In a graduating class where less than 10 percent of students are black – Khadeeja Franklin is the pupil on top.
Franklin made history on May 14 when she graduated from Vancleave High School as class valedictorian, but she’s the second-ever black student to hold that title at the top performing public school located in Mississippi.
“This was a special achievement, because it has not been done in many, many years. This is something that many people did not want to happen,” said Franklin who spoke to Rolling Out on Tuesday, May 28.
“However, I knew that it had to be done. When I became valedictorian, I started a fire in many young African Americans’ lives,” added Franklin.
Franklin who maintained a perfect 4.0 GPA didn’t just hit the books, she was active in a variety of sports including softball, basketball, and volleyball, and participated in several school organizations.
However, above all, the soft-spoken Franklin said that she never missed a Sunday or Wednesday service at church.
“I guess you can say that I stay grounded by my faith and my goals.
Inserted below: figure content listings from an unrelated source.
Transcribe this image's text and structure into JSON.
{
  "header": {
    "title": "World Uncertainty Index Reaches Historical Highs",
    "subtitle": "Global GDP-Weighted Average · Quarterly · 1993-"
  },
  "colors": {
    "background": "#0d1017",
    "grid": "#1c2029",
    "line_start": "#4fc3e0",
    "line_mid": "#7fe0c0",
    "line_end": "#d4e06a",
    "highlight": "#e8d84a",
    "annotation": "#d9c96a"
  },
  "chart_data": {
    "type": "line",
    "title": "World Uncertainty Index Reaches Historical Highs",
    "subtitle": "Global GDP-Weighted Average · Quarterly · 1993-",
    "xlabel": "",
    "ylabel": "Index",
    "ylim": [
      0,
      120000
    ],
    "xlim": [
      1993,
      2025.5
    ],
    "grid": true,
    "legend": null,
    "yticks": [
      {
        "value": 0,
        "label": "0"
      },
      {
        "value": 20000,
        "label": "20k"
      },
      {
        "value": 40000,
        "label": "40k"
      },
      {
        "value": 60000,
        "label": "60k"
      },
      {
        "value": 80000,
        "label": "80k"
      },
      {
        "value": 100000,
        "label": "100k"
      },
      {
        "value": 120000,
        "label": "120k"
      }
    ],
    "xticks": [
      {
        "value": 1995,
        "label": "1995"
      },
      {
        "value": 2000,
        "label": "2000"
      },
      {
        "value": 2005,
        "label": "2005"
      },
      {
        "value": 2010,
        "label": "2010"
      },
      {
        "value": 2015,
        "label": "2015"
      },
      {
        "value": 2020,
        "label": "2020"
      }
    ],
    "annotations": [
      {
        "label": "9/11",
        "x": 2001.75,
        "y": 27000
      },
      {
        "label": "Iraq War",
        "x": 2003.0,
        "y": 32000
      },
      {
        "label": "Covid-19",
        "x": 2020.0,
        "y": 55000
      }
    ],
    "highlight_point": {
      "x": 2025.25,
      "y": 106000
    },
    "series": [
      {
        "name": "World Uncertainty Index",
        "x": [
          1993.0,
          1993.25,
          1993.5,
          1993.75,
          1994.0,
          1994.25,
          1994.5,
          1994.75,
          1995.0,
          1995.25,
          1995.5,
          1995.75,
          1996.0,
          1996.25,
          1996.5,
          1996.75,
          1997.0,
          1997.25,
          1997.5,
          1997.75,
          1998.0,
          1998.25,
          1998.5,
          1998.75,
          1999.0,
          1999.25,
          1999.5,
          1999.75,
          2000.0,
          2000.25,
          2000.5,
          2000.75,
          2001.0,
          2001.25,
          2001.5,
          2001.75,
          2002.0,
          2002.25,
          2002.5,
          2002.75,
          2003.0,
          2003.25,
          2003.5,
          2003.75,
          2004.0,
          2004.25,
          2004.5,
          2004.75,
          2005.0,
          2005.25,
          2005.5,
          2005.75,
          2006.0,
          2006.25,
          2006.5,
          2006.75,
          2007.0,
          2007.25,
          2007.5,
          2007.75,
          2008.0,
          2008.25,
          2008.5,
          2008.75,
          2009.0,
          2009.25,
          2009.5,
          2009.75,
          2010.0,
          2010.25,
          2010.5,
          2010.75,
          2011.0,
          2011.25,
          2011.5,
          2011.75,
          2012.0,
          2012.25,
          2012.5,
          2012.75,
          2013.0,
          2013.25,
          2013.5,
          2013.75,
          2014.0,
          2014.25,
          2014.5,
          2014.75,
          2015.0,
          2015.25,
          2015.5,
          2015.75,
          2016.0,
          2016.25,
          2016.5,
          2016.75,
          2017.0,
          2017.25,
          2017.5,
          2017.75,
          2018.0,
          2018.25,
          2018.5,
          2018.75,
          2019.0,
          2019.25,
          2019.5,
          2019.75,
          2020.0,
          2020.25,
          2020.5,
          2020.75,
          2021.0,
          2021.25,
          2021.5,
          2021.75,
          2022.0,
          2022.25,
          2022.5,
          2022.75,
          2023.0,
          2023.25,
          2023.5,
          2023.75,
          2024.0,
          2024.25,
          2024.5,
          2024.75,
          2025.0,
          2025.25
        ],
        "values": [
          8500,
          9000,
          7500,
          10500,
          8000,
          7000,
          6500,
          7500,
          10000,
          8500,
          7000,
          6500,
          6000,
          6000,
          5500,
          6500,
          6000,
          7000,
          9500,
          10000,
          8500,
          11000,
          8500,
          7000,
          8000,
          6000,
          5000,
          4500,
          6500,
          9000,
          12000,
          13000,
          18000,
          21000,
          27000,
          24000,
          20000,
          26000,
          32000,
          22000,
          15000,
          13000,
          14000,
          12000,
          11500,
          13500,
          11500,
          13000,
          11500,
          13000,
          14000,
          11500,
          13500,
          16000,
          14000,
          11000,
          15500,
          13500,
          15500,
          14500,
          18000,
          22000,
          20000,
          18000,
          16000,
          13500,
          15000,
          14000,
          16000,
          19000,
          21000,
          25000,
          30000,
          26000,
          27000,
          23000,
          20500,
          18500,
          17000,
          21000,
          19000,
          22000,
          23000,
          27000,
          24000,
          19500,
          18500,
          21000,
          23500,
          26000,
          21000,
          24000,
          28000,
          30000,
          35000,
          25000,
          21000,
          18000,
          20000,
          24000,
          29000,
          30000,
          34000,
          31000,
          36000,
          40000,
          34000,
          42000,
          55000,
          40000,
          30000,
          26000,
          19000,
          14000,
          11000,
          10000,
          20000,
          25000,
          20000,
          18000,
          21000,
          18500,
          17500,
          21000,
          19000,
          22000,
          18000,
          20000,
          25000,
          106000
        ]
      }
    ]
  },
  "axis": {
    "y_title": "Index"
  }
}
I knew from a young age that this was one of my goals. I made a promise to myself to keep God first and to not let society or social media mess it up for me,” Franklin told Rolling Out.
According to the 18-year-old, church and Jesus Christ, which were instilled in her at young age, kept her grounded in school and in the face of adversity.
The high-flier shared that it wasn’t always a walk in the park, having to deal with the separation of her parents and a lung cancer diagnosis for her grandmother.
Of her grandmother Franklin said, “she is one of the people I do this for.”
When asked if she had a celebrity role model, the 18-year-old said, “I do not think that I have a celebrity that is my role model. Honestly, Jesus is my role model and my mom, because they are the ones that push me.”
“However, I do admire First Lady Obama for the things she has been doing. Her quote ‘When they go low, I go high,’ is very inspirational to me. I put it in my speech,” added Franklin.
With a full scholarship to the University of Mississippi in the fall and hopes of becoming a neurosurgeon, Franklin said that her academic preparations have already begun.